Il joignit le geste à la parole, mais se repentit aussitôt de son initiative, car le vieillard poussa un cri de frayeur et se réfugia de nouveau sous son lit ; l'allumette s'éteignit.
« Il vient me prendre, gémit-il, il vient me prendre, et moi qui ai enlevé ma jambe de bois !»
« Nous lui faisons peur, dit Michel ; venez, laissons-le. Il aura une attaque si nous l'appelons. Il croit que le train fantôme vient le chercher. »
Ils errèrent un moment dans la gare sans rien repérer d'intéressant dans l'obscurité. Le silence était complet ; le train fantôme ne paraîtrait sans doute plus de la nuit.
« Retournons au camp, dit François. Mon Dieu ! quelle aventure palpitante. Mes cheveux se sont dressés sur ma tête quand le train est sorti du tunnel. D'où diable venait-il et quelle est l'explication de ce mystère ? »
Ils renoncèrent à résoudre l'énigme et reprirent le chemin du camp ; ils montèrent sur le plateau au milieu des bruyères en s'aidant des pieds et des mains, plus surexcités encore que fatigués.
« Faut-il dire aux filles que nous avons vu le train ? demanda Michel.
— Bien sûr que non, répliqua François. Annie aurait une peur bleue et Claude serait furieuse si elle savait que nous sommes sortis sans elle ; attendons d'en savoir plus long avant de parler aux petites ou à M. Clément.
— Ça va, convint Michel ; tu tiendras ta langue aussi, n'est-ce pas, Jacquot ?
— Bien sûr, promit Jacquot d'un ton de dédain. Comme si j'allais raconter à mon beau-père notre sortie de ce soir. Il serait furieux s'il savait que, malgré ses avertissements, nous sommes descendus là-bas pour voir le train fantôme. »
Soudain il sentit contre sa jambe un contact chaud et humide et poussa un cri.
« Qu'est-ce que c'est que ça ? »
C'était Dagobert qui était venu à la rencontre des trois garçons ; il leur donna à chacun un coup de langue accompagné de petits jappements.
— Il dit : « Pourquoi ne m'avez-vous pas emmené avec vous ? » traduisit Michel.

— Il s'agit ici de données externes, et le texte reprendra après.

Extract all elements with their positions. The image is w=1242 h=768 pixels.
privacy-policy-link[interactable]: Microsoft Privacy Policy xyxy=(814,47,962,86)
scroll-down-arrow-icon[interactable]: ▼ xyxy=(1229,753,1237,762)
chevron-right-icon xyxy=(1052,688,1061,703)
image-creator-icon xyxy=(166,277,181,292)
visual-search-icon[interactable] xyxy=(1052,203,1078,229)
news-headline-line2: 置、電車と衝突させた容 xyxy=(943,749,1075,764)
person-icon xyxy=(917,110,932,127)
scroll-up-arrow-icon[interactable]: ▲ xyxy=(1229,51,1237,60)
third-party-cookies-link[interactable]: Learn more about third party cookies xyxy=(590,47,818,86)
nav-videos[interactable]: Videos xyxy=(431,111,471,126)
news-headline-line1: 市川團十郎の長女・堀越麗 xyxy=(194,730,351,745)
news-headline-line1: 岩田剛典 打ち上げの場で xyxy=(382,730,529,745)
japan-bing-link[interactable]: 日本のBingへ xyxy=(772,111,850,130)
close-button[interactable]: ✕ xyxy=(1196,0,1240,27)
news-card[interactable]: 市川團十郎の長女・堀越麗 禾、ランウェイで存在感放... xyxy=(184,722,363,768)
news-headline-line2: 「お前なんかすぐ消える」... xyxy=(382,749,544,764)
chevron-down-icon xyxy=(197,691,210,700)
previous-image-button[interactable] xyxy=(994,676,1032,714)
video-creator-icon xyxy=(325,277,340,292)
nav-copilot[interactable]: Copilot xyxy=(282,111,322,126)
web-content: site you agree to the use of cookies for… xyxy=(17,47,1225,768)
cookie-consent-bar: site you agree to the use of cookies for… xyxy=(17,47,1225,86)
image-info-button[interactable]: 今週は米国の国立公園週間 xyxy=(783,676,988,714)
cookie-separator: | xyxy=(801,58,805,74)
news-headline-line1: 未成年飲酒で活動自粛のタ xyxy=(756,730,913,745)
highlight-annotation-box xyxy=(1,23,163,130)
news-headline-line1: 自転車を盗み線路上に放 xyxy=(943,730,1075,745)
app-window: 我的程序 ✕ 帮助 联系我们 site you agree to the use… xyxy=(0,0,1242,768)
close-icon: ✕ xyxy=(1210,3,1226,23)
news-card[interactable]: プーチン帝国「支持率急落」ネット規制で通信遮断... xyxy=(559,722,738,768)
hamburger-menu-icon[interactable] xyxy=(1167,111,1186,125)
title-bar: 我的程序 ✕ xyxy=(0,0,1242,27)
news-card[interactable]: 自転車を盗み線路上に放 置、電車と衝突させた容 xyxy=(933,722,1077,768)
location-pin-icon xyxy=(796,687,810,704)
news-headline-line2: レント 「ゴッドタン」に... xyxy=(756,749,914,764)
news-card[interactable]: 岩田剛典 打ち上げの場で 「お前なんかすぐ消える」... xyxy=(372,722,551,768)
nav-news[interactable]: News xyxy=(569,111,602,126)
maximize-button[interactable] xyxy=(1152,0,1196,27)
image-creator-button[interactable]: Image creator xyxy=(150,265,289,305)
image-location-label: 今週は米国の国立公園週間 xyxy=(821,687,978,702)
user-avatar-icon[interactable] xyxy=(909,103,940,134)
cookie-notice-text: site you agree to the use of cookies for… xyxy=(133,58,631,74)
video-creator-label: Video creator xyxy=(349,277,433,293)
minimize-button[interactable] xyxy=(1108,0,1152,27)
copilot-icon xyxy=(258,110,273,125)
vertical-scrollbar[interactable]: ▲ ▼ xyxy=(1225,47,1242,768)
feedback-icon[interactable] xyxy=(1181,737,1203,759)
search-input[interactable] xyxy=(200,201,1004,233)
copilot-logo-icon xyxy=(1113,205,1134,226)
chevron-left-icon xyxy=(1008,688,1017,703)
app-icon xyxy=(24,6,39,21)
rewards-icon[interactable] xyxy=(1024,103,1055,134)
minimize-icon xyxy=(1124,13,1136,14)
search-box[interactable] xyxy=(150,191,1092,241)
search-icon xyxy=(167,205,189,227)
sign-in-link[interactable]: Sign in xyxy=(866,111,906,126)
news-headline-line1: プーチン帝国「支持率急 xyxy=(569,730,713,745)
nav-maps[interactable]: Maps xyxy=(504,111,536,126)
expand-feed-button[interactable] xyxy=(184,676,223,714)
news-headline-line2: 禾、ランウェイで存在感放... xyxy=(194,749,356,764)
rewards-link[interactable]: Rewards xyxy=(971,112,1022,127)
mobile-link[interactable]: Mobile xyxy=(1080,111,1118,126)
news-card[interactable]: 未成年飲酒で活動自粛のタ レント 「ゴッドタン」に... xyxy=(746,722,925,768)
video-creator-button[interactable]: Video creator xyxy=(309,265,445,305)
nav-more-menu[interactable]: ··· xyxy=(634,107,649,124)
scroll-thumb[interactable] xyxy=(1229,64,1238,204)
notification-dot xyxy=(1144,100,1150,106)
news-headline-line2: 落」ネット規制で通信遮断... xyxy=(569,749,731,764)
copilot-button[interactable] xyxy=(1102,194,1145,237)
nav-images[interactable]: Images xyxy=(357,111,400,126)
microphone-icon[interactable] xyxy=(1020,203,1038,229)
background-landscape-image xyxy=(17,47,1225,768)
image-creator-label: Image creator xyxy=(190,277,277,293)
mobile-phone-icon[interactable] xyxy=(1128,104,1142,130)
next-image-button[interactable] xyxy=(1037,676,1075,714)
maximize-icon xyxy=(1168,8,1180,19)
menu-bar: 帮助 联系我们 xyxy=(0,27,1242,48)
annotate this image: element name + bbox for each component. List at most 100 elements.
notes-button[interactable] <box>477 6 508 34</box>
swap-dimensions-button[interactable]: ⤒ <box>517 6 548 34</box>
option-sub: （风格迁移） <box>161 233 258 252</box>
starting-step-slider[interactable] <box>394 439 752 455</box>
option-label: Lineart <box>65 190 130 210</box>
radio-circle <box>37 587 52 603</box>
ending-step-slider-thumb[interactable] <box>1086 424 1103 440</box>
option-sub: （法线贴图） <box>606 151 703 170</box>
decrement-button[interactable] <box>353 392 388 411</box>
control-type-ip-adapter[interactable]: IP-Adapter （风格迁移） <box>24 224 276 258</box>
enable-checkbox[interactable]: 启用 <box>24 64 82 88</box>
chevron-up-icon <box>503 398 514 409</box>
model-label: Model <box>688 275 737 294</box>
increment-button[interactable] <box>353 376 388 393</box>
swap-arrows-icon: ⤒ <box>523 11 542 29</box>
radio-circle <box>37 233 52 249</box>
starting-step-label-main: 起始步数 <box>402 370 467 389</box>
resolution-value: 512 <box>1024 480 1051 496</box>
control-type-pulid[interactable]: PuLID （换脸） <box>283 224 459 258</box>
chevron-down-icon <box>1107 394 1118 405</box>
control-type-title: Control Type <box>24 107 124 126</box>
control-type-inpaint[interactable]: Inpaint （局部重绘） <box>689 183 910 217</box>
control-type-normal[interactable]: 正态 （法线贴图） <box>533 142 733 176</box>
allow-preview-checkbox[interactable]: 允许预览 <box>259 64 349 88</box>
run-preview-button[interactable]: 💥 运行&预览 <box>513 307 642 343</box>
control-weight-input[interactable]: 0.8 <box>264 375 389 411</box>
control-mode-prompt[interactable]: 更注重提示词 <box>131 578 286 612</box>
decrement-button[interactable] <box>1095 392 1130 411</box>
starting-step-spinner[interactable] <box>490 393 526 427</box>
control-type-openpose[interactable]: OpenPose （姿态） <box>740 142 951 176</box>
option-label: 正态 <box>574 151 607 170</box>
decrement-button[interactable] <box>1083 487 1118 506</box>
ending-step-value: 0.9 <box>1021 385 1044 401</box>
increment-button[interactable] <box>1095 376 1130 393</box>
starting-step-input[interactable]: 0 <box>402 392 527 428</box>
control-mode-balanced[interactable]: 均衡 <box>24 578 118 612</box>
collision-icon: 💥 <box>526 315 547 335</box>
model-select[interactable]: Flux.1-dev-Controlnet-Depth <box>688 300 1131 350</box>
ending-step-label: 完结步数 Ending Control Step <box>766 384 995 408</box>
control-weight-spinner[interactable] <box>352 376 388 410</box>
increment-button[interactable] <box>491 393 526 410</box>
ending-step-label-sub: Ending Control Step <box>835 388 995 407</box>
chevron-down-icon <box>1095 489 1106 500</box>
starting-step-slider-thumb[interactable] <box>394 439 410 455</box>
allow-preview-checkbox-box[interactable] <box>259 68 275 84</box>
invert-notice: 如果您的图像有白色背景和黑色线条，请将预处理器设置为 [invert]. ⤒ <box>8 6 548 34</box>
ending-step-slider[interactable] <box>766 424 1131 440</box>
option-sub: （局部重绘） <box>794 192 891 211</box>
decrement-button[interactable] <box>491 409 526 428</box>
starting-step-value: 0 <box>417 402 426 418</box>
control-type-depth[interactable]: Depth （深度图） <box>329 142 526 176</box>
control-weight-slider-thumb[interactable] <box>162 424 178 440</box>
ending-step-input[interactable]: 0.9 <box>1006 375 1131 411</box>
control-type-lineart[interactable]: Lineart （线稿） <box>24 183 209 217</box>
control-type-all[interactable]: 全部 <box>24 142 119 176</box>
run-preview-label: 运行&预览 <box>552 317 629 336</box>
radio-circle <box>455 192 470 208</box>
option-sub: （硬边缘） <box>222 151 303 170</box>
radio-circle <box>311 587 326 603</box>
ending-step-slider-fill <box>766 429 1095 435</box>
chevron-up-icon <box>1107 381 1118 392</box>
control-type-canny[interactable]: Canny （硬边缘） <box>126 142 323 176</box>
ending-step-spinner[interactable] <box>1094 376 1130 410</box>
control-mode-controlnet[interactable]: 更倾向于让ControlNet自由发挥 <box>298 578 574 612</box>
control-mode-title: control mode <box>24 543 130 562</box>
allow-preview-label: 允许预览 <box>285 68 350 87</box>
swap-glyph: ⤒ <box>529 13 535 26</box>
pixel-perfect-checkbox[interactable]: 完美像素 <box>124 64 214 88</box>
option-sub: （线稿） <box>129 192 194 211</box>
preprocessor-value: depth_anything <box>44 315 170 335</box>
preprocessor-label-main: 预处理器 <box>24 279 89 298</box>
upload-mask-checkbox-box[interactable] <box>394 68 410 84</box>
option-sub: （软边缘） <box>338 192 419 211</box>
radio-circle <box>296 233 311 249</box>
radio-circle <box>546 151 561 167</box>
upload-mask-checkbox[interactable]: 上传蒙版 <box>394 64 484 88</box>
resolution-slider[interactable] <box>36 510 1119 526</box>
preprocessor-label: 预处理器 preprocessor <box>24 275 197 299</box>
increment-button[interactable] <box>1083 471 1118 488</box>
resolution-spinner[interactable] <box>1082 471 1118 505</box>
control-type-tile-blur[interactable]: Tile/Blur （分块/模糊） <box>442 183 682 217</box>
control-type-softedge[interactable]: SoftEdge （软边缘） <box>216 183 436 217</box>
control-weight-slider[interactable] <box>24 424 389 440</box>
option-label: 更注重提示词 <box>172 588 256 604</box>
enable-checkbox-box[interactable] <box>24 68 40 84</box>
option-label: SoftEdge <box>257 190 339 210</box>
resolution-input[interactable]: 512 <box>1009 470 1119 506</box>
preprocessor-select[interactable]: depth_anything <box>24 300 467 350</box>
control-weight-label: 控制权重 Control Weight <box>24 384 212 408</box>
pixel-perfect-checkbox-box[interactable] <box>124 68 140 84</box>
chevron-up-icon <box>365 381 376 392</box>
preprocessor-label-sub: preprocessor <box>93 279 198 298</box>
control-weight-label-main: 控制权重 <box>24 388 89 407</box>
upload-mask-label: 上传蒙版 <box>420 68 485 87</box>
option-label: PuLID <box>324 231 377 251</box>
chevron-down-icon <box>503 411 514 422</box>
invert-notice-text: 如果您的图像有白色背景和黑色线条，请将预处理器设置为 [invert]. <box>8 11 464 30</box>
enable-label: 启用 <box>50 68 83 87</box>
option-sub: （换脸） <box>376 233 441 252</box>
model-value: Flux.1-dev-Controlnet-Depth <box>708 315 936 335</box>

Je regrette, mon vieux, mais c'était impossible. Claude nous aurait arraché les yeux si nous t'avions emmené en la laissant au camp. Quel effet t'aurait fait le train fantôme, Dagobert ? Je crois que tu aurais eu la frousse et que tu te serais caché dans un terrier de lapin. »
« Ouah », dit avec mépris Dagobert l'intrépide qui n'avait jamais eu peur de rien.
En approchant du camp, les trois garçons baissèrent la voix.
« Bonsoir, Jacquot, viens demain si tu peux. J'espère que tu n'auras pas Désiré sur les bras.
— Au revoir, à bientôt », chuchota Jacquot, et il disparut dans les ténèbres, Dago sur ses talons.
Il faisait chaud dans la tente, et Dagobert avait justement grande envie d'une promenade nocturne. Aux abords de la ferme, il s'immobilisa et grogna tout bas. Jacquot lui posa la main sur la tête.
« Qu'as-tu, mon vieux, tu crois qu'il y a des cambrioleurs ? »
De grands nuages couvraient maintenant les étoiles, et il faisait noir comme dans un four. Au bout d'un moment, Jacquot aperçut, une vague lumière dans une grange ; il approcha sur la pointe des pieds. Soudain il entendit un bruit de pas, une porte qui se refermait et une clef qui tournait dans une serrure.
Jacquot s'avança plus près encore… un peu trop près, car l'homme qui était là l'entendit et brandit le poing. Jacquot reçut le coup sur l'épaule et perdit l'équilibre. Il serait tombé si son agresseur ne l'avait retenu. La clarté d'une lampe électrique aveugla le jeune garçon.
« Tiens, c'est vous, dit une voix étonnée et impatiente. Que faites-vous là si tard ?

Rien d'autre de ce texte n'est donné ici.